Furthermore, I also explicitly waived my "off-the-record" rights at the beginning of my talk and encouraged Tweeting. I also shared my slides on Twitter - before the conference and immediately before my talk. Seeing these slides on Twitter, FX Coudert alerted me to the fact that PM6 is now fully implemented in CP2K, which is could be very useful for our work.

Open Access
I talked to a few people about my OA philosophy. Here is what I put on my CV

"My publication policy since 2012: If a paper has a shot at high impact journals such as JACS or PNAS then I will submit there. However, the majority of my papers are method development papers, which will be submitted to open access journals such as PLoS ONE or PeerJ as I fail to see a difference in impact between these journals and journals such as Journal of Chemical Theory and Computation and Journal of Computational Chemistry where I used to publish before."

However, it really doesn't have to be an all or nothing decision. My best advice is one paper at a time. Just try it once and see what happens.

For me "impact neutrality" has become just as important as OA. It is so very liberating to just write down what I did and what I found rather than trying to put everything in the best possible light with elaborately constructed "technically-correct-but-not-really-telling-the-whole-story" paragraphs.

Reproduceability
Speakers usually show their "best" work at conferences and precious speaker time is generally not wasted on pitfalls and caveats. It is easy to get the impression that everything is going great for everyone else, while you are struggling with your own projects. Furthermore, when you see something potentially wonderful that you want to try but you just know from experience that it won't be so easy as the speaker makes it sound and, in fact, will be hard to reproduce from the published papers alone. (This is no reflection on any one particular speaker at the conference).

This general sentiment was shared by a number of people I talked to. It's not a new problem but I do believe it is a growing one in part because research projects are getting more complex making it nearly impossible to describe all steps in sufficient detail to make it reproduceable. The only solution is, in my opinion, to make everthing available as supplementary material. Tar the whole thing - input files, output files, submission and analysis scripts, spreadsheets, etc - and put it on a server such as Figshare.

Funding
The usual conference conversation starts with "Hey X, how are things going?", "Oh, fine, and you?", "Oh, fine." But one person responded "Writing a lot of proposals and getting them rejected." I really appreciated this honesty, and it makes me feel less bad about my own rejections. A few weeks ago I had a similar talk with another colleagues about the possibility of having no PhD students in the not-too-distant future and how this affects the choice of research projects one can take on. I think a lot of scientists are going through the same type of thing and it is important to be open about it.

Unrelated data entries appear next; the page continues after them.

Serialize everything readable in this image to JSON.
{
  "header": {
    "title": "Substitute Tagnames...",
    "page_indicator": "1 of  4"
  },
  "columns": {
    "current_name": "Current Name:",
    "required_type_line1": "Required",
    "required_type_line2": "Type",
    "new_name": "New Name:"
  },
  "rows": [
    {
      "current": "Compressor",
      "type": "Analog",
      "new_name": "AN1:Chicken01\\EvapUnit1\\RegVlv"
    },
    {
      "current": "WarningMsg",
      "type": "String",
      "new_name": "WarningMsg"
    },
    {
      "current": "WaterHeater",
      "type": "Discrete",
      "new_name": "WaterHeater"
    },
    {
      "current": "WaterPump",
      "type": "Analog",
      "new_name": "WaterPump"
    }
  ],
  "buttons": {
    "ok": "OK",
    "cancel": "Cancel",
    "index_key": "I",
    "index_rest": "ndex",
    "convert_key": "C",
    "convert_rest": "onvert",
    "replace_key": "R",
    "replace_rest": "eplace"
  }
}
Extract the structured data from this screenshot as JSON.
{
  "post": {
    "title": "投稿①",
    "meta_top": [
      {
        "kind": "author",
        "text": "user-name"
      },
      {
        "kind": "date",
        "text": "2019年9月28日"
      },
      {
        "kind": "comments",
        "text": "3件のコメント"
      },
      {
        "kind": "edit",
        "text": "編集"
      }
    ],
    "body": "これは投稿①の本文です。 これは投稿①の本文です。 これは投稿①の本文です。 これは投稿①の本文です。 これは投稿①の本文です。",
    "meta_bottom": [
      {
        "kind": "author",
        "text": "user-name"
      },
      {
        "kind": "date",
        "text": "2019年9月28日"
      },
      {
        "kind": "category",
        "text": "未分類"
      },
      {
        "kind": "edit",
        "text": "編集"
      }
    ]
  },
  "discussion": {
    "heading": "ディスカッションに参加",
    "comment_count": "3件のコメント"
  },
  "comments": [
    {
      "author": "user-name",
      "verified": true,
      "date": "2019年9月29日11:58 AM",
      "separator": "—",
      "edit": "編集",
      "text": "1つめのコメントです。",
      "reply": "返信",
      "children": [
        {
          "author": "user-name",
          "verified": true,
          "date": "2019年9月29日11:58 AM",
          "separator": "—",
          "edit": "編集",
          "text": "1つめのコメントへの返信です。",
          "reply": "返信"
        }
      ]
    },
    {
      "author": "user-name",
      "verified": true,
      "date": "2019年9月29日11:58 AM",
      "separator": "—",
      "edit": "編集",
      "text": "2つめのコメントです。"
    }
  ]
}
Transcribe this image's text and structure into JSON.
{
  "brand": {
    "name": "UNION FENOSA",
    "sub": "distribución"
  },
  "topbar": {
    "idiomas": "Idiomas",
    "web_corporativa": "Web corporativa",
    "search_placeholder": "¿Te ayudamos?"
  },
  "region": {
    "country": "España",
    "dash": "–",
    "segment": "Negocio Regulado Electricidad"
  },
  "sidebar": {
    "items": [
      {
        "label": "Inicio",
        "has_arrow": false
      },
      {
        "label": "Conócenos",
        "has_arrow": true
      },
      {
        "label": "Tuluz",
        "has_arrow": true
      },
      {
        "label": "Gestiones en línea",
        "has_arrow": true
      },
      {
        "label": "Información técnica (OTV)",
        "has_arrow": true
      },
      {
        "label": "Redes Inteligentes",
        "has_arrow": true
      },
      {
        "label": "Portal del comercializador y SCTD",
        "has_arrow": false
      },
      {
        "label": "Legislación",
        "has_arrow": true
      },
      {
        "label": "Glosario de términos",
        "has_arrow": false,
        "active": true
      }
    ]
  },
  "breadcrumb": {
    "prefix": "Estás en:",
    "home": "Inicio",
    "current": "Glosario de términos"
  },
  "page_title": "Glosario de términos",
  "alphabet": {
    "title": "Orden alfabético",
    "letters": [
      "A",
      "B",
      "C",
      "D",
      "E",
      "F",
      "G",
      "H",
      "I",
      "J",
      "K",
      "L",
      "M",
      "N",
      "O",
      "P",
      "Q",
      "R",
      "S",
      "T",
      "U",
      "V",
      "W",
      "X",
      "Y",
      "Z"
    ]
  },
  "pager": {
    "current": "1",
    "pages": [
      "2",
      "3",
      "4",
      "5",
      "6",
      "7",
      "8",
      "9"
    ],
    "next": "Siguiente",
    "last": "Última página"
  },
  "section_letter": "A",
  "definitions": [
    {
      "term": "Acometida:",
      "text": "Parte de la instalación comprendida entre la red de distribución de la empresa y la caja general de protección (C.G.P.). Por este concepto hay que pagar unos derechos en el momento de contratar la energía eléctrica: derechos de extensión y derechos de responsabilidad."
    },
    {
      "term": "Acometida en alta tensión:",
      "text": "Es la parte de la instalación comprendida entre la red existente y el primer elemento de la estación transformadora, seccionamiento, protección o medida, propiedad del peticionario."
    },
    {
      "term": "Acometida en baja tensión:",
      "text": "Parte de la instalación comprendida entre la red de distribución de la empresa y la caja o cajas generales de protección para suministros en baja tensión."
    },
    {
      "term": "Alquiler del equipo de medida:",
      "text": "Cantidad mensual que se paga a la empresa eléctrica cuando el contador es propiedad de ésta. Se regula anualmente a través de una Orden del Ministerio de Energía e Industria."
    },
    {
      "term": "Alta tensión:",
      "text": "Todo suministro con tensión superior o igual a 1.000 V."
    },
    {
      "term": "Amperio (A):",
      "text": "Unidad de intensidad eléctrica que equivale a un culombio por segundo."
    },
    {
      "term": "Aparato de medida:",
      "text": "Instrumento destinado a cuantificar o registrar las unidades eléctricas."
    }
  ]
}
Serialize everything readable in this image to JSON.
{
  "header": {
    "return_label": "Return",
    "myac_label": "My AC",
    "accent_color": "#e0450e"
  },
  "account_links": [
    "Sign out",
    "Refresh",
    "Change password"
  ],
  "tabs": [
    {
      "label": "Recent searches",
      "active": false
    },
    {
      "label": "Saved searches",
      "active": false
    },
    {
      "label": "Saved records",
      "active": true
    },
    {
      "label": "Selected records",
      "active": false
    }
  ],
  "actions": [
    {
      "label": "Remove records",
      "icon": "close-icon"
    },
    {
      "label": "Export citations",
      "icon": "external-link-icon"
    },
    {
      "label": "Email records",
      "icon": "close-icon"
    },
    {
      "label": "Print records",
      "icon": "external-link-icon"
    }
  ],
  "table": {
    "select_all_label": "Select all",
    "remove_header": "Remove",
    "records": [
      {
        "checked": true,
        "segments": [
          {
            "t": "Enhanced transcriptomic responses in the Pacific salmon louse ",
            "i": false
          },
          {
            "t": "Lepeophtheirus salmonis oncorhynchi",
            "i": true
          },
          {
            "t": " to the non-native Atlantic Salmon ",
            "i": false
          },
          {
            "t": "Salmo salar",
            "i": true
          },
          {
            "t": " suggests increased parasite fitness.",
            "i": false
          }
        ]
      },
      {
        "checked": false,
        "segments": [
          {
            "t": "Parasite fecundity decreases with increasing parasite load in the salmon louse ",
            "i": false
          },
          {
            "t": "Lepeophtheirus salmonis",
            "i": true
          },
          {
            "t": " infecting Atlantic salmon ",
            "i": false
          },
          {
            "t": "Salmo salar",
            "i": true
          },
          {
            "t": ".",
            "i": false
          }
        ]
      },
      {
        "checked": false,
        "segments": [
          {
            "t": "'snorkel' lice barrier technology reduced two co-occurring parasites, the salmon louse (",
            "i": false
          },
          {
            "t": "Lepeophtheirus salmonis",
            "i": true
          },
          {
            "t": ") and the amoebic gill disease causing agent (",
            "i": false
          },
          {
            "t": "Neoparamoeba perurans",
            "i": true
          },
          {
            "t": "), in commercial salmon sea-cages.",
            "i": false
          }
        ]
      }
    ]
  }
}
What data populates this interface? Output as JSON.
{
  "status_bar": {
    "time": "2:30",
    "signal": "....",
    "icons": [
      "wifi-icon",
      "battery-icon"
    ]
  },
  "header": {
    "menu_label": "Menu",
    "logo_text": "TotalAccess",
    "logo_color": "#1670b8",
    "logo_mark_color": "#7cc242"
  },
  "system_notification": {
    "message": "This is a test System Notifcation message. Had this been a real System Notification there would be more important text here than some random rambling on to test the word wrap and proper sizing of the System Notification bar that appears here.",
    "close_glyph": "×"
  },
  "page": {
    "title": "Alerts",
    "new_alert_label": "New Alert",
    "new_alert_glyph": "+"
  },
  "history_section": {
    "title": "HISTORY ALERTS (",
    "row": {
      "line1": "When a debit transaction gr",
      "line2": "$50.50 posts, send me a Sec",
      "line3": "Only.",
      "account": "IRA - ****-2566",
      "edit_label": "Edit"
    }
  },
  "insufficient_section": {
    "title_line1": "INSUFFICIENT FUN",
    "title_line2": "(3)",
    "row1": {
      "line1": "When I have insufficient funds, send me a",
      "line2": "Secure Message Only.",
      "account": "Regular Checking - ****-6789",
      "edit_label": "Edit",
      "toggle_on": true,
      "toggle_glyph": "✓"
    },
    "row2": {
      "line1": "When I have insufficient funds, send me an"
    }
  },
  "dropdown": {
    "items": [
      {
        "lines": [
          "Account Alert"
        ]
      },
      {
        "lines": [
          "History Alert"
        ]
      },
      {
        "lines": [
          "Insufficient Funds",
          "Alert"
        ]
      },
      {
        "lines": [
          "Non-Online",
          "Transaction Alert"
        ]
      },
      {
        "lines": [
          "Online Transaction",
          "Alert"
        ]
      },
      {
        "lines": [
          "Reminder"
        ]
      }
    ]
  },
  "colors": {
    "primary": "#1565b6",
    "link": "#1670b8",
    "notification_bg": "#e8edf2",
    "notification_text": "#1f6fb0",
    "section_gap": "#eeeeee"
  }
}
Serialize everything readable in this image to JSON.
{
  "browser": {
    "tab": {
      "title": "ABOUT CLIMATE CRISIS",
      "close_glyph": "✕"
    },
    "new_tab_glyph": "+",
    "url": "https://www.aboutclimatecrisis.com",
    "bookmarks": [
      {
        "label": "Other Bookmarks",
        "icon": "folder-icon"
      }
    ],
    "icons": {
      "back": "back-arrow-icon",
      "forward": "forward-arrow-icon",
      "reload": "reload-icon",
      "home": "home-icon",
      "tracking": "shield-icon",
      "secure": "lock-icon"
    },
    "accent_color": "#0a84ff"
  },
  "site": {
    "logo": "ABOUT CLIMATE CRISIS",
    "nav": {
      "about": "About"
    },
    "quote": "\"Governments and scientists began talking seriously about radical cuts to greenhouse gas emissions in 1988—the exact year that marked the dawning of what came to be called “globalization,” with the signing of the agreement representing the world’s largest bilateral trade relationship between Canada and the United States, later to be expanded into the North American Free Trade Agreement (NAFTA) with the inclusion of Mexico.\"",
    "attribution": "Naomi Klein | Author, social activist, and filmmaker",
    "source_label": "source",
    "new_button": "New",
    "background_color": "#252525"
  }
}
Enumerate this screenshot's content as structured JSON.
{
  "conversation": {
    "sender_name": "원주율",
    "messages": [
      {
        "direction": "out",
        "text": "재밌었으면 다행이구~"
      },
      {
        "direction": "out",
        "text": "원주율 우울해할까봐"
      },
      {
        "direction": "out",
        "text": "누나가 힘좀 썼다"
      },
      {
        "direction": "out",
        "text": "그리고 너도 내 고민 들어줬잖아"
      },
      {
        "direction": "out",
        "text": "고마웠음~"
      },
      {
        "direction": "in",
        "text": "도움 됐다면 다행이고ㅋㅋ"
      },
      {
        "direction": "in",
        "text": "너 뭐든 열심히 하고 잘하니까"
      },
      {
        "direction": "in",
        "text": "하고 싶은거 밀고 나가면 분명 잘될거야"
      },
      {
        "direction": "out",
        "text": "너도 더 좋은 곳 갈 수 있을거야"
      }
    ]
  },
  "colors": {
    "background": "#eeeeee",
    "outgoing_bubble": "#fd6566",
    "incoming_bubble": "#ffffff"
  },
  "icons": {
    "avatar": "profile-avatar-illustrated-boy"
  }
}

Co-vice chair election (This will only make sense to people who were at the meeting, and that's fine)
A few people asked me why I effectively withdrew from consideration just before the vote. The short answer is that it didn't know for sure who else was running, nor that the candidates would be split up in two group, until that morning. Had I thought a little faster, I probably could have gotten my name removed just in time. But I am not a fast thinker at the best of times and certainly not at 8:30 am.

This work is licensed under a Creative Commons Attribution 3.0 Unported License.